Every now and then I get all enthusiastic again, often when there's a meteor shower, and I go and lie on a blanket in the back garden, wearing eighteen layers of clothes, trying to block out light pollution and find a gap in the clouds. What I should do is time my visits to my parents in the Highlands to coincide with meteor showers, taking twenty-eight layers of clothes and a flask of coffee out to the golf course or up the glen. I have never seen stars as clearly as I have in Badenoch - it's really phenomenal. Orion looks as if he's actually striding about the sky, whereas here his belt looks fairly clear and the rest are a bit difficult to make out. Even when I still lived in Shetland which you might think of as more remote there were problems with light pollution, such as the flare-stack at the oil-terminal! I did see auroras though - as a kid they freaked me out a bit, they are quite spooky.
3 comments:
Lovely post - I'm glad to discover you through the Splash of Colour! My son (aged 13, don't know the age of yours yet - need to read more!) bought himself a good telescope three years ago after a few birthdays and Christmases of saving. He's space mad but goes through phases of actually going out and looking through the telsecope - as you imply, it is quite a lot of work and then we just tell him to get to bed!

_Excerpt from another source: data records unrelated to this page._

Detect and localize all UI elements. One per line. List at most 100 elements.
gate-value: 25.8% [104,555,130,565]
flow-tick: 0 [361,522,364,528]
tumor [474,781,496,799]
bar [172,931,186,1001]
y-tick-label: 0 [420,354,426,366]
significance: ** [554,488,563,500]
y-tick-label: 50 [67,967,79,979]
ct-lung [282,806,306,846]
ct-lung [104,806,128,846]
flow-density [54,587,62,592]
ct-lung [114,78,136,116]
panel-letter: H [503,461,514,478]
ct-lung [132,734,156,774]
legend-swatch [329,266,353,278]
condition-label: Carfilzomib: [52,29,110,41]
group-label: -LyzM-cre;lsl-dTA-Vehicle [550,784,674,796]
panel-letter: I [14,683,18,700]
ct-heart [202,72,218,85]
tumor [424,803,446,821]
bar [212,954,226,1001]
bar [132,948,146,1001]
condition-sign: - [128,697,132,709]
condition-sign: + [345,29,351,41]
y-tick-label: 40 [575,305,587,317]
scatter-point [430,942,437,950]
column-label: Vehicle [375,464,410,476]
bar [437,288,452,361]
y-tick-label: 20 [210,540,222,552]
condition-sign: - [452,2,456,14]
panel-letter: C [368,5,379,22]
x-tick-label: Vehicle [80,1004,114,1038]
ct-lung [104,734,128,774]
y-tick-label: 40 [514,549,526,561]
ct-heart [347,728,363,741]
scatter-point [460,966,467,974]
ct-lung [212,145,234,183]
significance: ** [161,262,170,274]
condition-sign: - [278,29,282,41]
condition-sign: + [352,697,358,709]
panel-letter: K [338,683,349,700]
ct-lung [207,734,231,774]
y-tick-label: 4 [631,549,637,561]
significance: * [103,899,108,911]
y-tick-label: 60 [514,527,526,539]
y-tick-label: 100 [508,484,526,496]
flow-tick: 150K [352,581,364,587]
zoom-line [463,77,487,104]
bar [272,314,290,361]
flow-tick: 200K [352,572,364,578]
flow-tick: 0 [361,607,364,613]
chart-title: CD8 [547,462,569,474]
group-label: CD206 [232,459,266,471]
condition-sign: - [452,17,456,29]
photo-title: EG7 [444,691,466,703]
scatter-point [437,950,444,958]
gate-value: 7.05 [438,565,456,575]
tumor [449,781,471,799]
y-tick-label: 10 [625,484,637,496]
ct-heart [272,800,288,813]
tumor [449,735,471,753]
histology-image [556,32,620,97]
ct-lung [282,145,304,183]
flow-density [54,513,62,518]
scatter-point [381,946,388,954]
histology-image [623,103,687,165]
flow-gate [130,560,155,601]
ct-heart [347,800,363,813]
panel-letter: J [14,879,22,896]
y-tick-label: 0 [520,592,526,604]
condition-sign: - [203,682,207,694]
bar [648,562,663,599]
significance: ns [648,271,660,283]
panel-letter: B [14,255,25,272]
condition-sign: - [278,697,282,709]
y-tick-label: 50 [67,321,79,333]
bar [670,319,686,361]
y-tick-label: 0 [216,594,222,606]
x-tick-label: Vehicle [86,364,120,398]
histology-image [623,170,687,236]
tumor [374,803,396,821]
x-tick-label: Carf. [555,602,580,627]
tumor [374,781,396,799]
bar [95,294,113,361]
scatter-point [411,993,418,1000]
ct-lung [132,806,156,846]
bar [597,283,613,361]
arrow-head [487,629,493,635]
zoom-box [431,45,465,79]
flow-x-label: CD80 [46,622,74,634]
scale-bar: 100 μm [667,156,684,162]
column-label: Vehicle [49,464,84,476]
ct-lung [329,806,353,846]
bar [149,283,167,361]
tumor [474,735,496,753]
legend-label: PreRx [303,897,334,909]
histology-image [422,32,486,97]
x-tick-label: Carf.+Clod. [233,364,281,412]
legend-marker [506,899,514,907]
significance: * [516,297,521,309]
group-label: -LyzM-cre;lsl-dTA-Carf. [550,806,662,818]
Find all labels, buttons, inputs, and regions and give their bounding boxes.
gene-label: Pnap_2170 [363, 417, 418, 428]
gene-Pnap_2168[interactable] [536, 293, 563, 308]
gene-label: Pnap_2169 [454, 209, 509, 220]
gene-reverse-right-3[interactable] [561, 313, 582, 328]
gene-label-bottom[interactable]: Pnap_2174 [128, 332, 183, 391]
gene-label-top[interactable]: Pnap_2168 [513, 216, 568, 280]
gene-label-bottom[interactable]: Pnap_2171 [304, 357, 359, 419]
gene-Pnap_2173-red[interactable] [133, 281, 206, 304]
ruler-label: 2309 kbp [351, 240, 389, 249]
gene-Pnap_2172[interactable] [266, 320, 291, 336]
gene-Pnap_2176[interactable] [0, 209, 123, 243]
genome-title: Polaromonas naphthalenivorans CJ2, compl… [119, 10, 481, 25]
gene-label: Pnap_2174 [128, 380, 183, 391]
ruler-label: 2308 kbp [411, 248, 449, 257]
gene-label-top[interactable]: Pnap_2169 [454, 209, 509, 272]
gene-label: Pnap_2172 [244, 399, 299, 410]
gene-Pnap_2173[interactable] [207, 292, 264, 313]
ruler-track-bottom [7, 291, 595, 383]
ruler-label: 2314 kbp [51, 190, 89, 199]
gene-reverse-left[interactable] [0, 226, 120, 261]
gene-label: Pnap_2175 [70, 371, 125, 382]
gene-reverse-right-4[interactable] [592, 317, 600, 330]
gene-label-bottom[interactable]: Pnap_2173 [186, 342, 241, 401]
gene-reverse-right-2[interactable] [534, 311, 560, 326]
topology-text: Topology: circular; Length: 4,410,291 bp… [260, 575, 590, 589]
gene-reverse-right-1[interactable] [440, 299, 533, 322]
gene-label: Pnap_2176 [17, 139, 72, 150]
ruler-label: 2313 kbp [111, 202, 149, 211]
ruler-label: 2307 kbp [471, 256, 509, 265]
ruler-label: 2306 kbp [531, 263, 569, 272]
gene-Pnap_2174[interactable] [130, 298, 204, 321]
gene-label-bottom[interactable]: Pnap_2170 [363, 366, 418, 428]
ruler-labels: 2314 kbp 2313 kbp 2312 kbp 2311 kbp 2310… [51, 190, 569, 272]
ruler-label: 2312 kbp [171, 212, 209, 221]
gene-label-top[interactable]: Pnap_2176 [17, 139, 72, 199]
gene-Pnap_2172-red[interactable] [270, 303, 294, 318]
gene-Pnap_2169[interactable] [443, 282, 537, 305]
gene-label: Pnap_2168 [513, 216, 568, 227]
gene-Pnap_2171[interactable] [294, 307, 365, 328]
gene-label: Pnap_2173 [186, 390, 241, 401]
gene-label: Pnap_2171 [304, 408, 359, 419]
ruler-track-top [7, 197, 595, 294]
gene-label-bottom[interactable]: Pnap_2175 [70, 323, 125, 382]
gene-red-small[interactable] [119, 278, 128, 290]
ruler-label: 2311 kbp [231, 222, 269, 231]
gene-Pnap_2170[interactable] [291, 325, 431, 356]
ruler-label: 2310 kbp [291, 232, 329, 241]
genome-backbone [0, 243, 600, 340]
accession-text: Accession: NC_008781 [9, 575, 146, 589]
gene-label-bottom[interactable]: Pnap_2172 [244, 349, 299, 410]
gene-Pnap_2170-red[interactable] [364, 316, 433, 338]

I haven't seen many meteor showers but those that I have (and I saw a brilliant one in France once) have been wonderful. We didn't manage to see last week's shower either. I'm making a resolution right now to try and make an effort for the rest of the showers this year.
Thank you both :-). Floss, my son is seven so is interested for a few minutes then gets distracted by something else! We're just waiting for another clear night (ha!) and we'll get him to look at the moon through the telescope, that should be fun!